Time - America’s after-school system, long strained, has become unworkable for many families. A combination of stagnant and disappearing federal funding, care-worker shortages, and state and local budget cuts has led many programs to limit the number of spaces they provide or close entirely, frustrating working parents who have limited options.
In Utah, for instance, there are an average of 80 kids on the waiting list for every after-school program, says Ben Trentelman, the executive director of the Utah Afterschool Network, which works with programs throughout the state. That’s in part because programs are serving fewer students than before—around 17,000 last year, compared to 32,000 before the pandemic.
Funding is a major issue, Trentelman says. One statewide grant, for example, was broadened to become available to school districts for all sorts of programming, not just after-school, making it much harder for programs to win money. Now a program that used to receive $100,000 from the grant receives $10,000, he says.
Future funding is also uncertain. Earlier this year, President Trump froze grants from a program called 21st Century Community Learning Centers until mid-summer, which made many after-school programs panic that they wouldn’t get paid in time to operate.

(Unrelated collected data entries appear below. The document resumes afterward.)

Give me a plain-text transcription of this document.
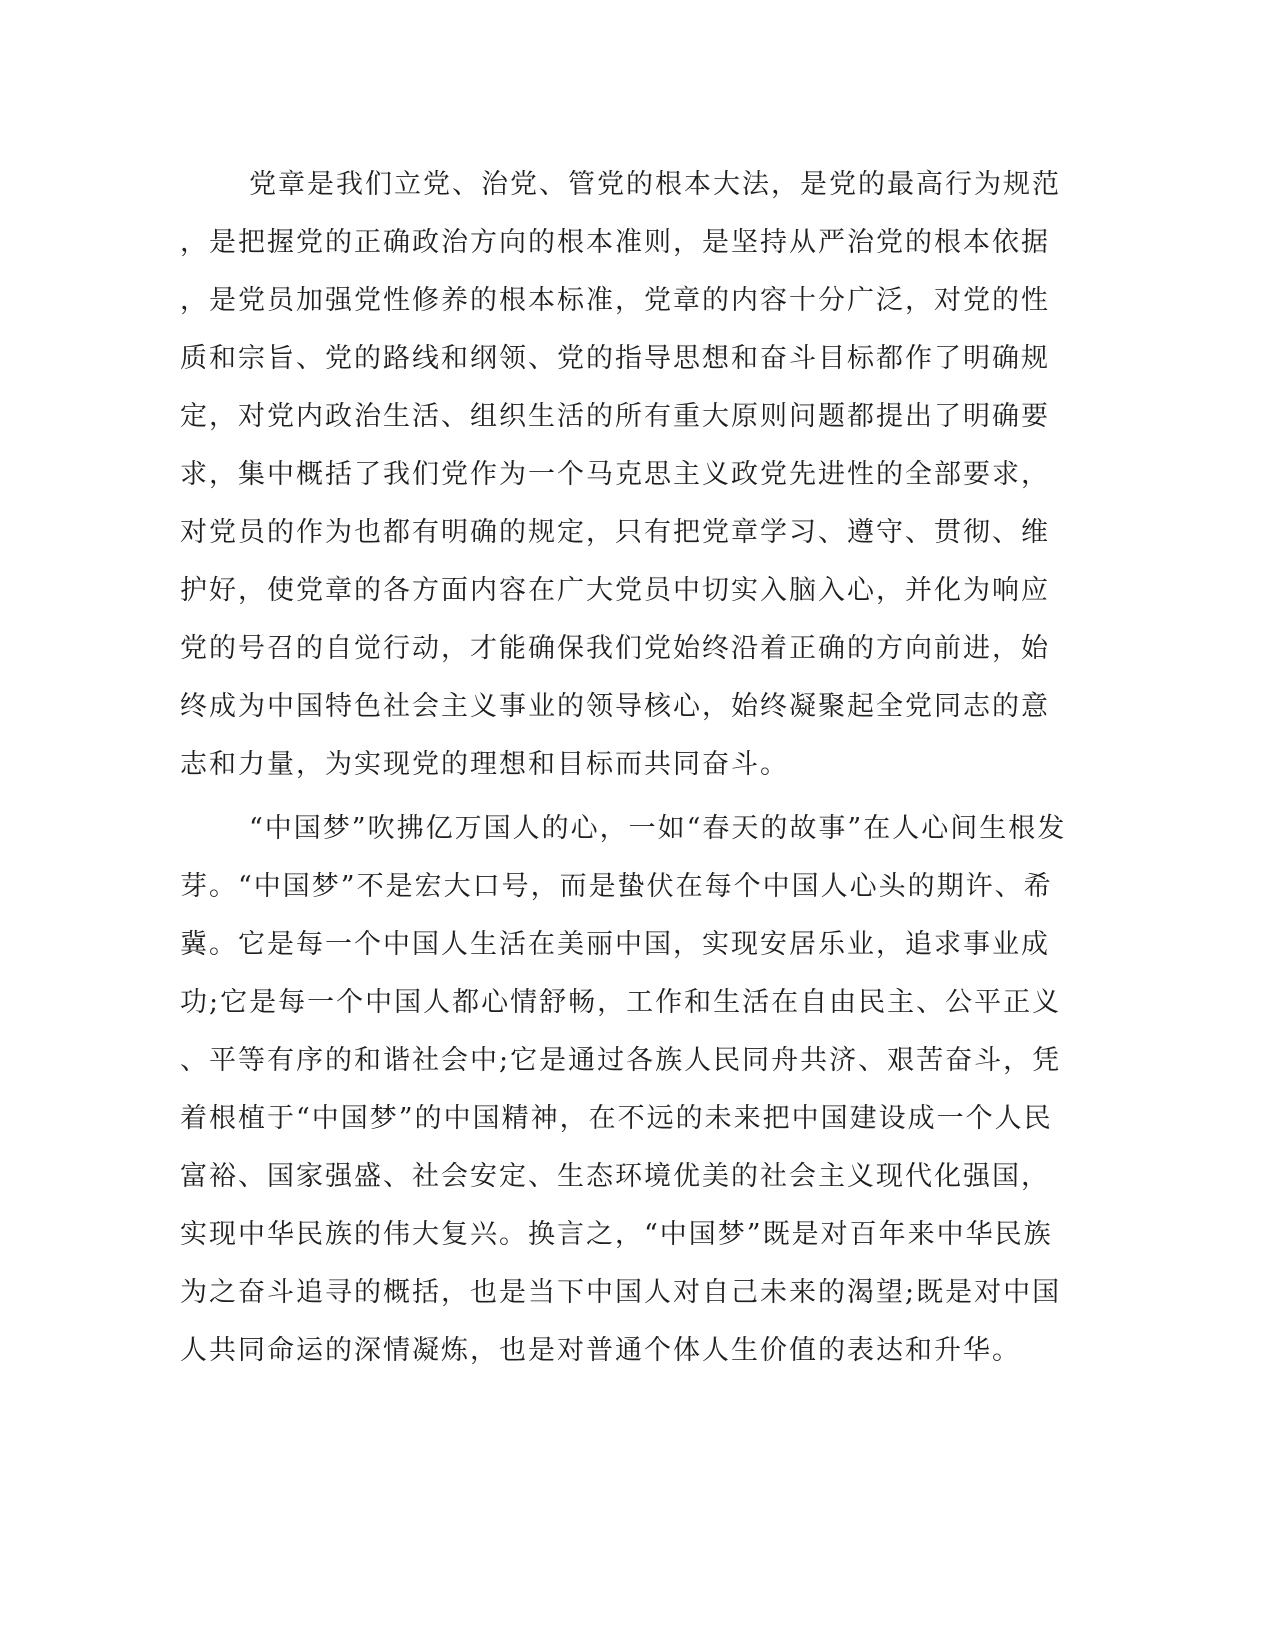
党章是我们立党、治党、管党的根本大法，是党的最高行为规范
，是把握党的正确政治方向的根本准则，是坚持从严治党的根本依据
，是党员加强党性修养的根本标准，党章的内容十分广泛，对党的性
质和宗旨、党的路线和纲领、党的指导思想和奋斗目标都作了明确规
定，对党内政治生活、组织生活的所有重大原则问题都提出了明确要
求，集中概括了我们党作为一个马克思主义政党先进性的全部要求，
对党员的作为也都有明确的规定，只有把党章学习、遵守、贯彻、维
护好，使党章的各方面内容在广大党员中切实入脑入心，并化为响应
党的号召的自觉行动，才能确保我们党始终沿着正确的方向前进，始
终成为中国特色社会主义事业的领导核心，始终凝聚起全党同志的意
志和力量，为实现党的理想和目标而共同奋斗。
“中国梦”吹拂亿万国人的心，一如“春天的故事”在人心间生根发
芽。“中国梦”不是宏大口号，而是蛰伏在每个中国人心头的期许、希
冀。它是每一个中国人生活在美丽中国，实现安居乐业，追求事业成
功;它是每一个中国人都心情舒畅，工作和生活在自由民主、公平正义
、平等有序的和谐社会中;它是通过各族人民同舟共济、艰苦奋斗，凭
着根植于“中国梦”的中国精神，在不远的未来把中国建设成一个人民
富裕、国家强盛、社会安定、生态环境优美的社会主义现代化强国，
实现中华民族的伟大复兴。换言之，“中国梦”既是对百年来中华民族
为之奋斗追寻的概括，也是当下中国人对自己未来的渴望;既是对中国
人共同命运的深情凝炼，也是对普通个体人生价值的表达和升华。
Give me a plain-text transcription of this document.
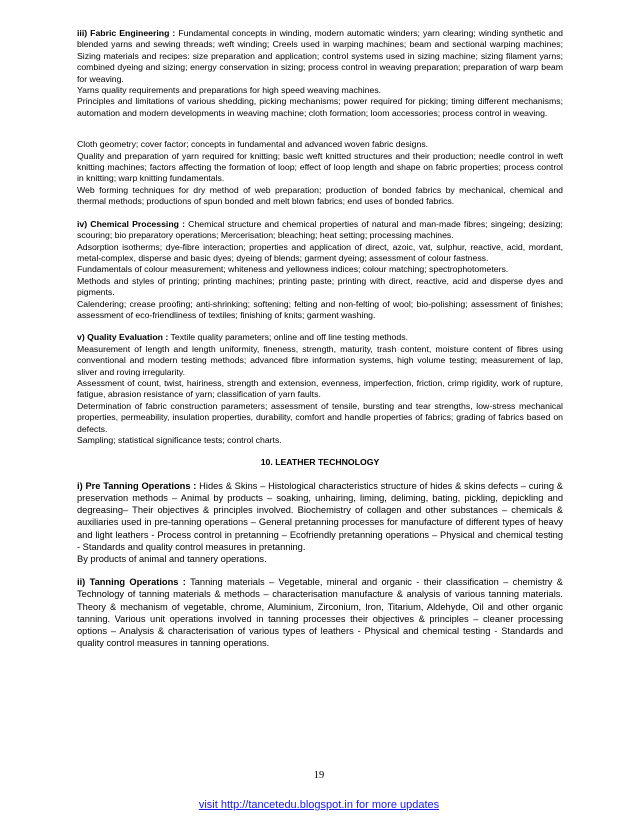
iii) Fabric Engineering : Fundamental concepts in winding, modern automatic winders; yarn clearing; winding synthetic and blended yarns and sewing threads; weft winding; Creels used in warping machines; beam and sectional warping machines; Sizing materials and recipes: size preparation and application; control systems used in sizing machine; sizing filament yarns; combined dyeing and sizing; energy conservation in sizing; process control in weaving preparation; preparation of warp beam for weaving.

Yarns quality requirements and preparations for high speed weaving machines.

Principles and limitations of various shedding, picking mechanisms; power required for picking; timing different mechanisms; automation and modern developments in weaving machine; cloth formation; loom accessories; process control in weaving.

Cloth geometry; cover factor; concepts in fundamental and advanced woven fabric designs.

Quality and preparation of yarn required for knitting; basic weft knitted structures and their production; needle control in weft knitting machines; factors affecting the formation of loop; effect of loop length and shape on fabric properties; process control in knitting; warp knitting fundamentals.

Web forming techniques for dry method of web preparation; production of bonded fabrics by mechanical, chemical and thermal methods; productions of spun bonded and melt blown fabrics; end uses of bonded fabrics.

iv) Chemical Processing : Chemical structure and chemical properties of natural and man-made fibres; singeing; desizing; scouring; bio preparatory operations; Mercerisation; bleaching; heat setting; processing machines.

Adsorption isotherms; dye-fibre interaction; properties and application of direct, azoic, vat, sulphur, reactive, acid, mordant, metal-complex, disperse and basic dyes; dyeing of blends; garment dyeing; assessment of colour fastness.

Fundamentals of colour measurement; whiteness and yellowness indices; colour matching; spectrophotometers.

Methods and styles of printing; printing machines; printing paste; printing with direct, reactive, acid and disperse dyes and pigments.

Calendering; crease proofing; anti-shrinking; softening; felting and non-felting of wool; bio-polishing; assessment of finishes; assessment of eco-friendliness of textiles; finishing of knits; garment washing.

v) Quality Evaluation : Textile quality parameters; online and off line testing methods.

Measurement of length and length uniformity, fineness, strength, maturity, trash content, moisture content of fibres using conventional and modern testing methods; advanced fibre information systems, high volume testing; measurement of lap, sliver and roving irregularity.

Assessment of count, twist, hairiness, strength and extension, evenness, imperfection, friction, crimp rigidity, work of rupture, fatigue, abrasion resistance of yarn; classification of yarn faults.

Determination of fabric construction parameters; assessment of tensile, bursting and tear strengths, low-stress mechanical properties, permeability, insulation properties, durability, comfort and handle properties of fabrics; grading of fabrics based on defects.

Sampling; statistical significance tests; control charts.

10. LEATHER TECHNOLOGY

i) Pre Tanning Operations : Hides & Skins – Histological characteristics structure of hides & skins defects – curing & preservation methods – Animal by products – soaking, unhairing, liming, deliming, bating, pickling, depickling and degreasing– Their objectives & principles involved. Biochemistry of collagen and other substances – chemicals & auxiliaries used in pre-tanning operations – General pretanning processes for manufacture of different types of heavy and light leathers - Process control in pretanning – Ecofriendly pretanning operations – Physical and chemical testing - Standards and quality control measures in pretanning.

By products of animal and tannery operations.

ii) Tanning Operations : Tanning materials – Vegetable, mineral and organic - their classification – chemistry & Technology of tanning materials & methods – characterisation manufacture & analysis of various tanning materials. Theory & mechanism of vegetable, chrome, Aluminium, Zirconium, Iron, Titarium, Aldehyde, Oil and other organic tanning. Various unit operations involved in tanning processes their objectives & principles – cleaner processing options – Analysis & characterisation of various types of leathers - Physical and chemical testing - Standards and quality control measures in tanning operations.

19
visit http://tancetedu.blogspot.in for more updates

While they eventually received the funding, the president’s skinny budget released in May proposed consolidating that program with a handful of others and offering less money in the consolidated grant.
The Trump Administration has also said it wants to close the Department of Education, which is where the 21st Century funds come from, making providers even more nervous. “We’ve never operated in this type of environment where there was this much question about whether funds would be available or not,” Trentelman says.